Nielsen: Nearly 16 million watch Ghana-US
NEW YORK (AP) Nearly 16 million people in the United States watched the country's World Cup opener on television.
The Nielsen company says 11.1 million people who saw the U.S. beat Ghana 2-1 on ESPN on Monday represented that network's biggest audience for a soccer match. Nielsen says an additional 4.8 million people watched the Spanish-language broadcast on Univision.
That's down from the 17.3 million who saw the first U.S. match in the 2010 tournament, against England, which was shown on ABC and Univision on a Saturday afternoon. Four years ago, 19.7 million people watched the U.S.-Ghana match in the knockout round, which ended the United States' run in the tournament and was also shown on ABC and Univision on a Saturday afternoon.
ESPN says an additional 469,000 watched a digital stream of this year's match, a usage record for its WatchESPN app.

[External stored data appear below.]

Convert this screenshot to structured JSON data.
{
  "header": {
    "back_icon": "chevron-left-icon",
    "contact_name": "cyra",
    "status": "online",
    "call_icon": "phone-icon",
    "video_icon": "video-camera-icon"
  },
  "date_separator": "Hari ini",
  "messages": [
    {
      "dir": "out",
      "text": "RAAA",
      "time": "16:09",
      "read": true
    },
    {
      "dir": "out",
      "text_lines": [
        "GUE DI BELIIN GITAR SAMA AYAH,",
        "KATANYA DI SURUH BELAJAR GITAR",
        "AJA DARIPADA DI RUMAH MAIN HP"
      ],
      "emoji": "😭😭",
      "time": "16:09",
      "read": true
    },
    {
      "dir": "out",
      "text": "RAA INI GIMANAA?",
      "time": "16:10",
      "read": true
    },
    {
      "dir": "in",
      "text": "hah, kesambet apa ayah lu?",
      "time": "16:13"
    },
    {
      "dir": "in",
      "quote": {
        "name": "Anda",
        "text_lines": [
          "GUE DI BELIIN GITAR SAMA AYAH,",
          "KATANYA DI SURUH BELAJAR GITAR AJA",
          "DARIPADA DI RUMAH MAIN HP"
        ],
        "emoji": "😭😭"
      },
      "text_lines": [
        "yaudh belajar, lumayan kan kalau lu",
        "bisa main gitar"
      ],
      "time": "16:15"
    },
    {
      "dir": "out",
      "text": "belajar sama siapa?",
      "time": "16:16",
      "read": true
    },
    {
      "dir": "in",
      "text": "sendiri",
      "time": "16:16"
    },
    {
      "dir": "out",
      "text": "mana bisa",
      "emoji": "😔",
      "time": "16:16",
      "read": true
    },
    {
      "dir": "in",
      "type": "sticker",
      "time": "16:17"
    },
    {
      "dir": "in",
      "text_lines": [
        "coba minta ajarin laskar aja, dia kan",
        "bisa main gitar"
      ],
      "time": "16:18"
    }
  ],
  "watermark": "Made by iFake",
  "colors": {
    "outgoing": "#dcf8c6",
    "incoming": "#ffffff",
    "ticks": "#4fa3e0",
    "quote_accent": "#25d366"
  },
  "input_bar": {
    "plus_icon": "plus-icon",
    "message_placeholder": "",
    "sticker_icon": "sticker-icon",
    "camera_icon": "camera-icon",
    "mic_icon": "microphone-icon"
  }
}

Comparable Univision numbers were not immediately available.
There's a strong likelihood viewership for the next two U.S. games will eclipse the 2010 tournament, in part because the time zones in Brazil are close to those in the U.S. Games four years ago with Slovenia and Algeria, shown on ESPN and Univision in the morning hours, reached 7.5 million and 8.7 million.
Through 14 games, World Cup action on ESPN, ESPN2 and ABC has averaged 4.11 million viewers, up from 3.35 million at the same juncture in 2010, Nielsen said. ESPN's streaming viewership is up 170 percent over the last World Cup.
Nielsen does not measure people who watch the games at work or in bars.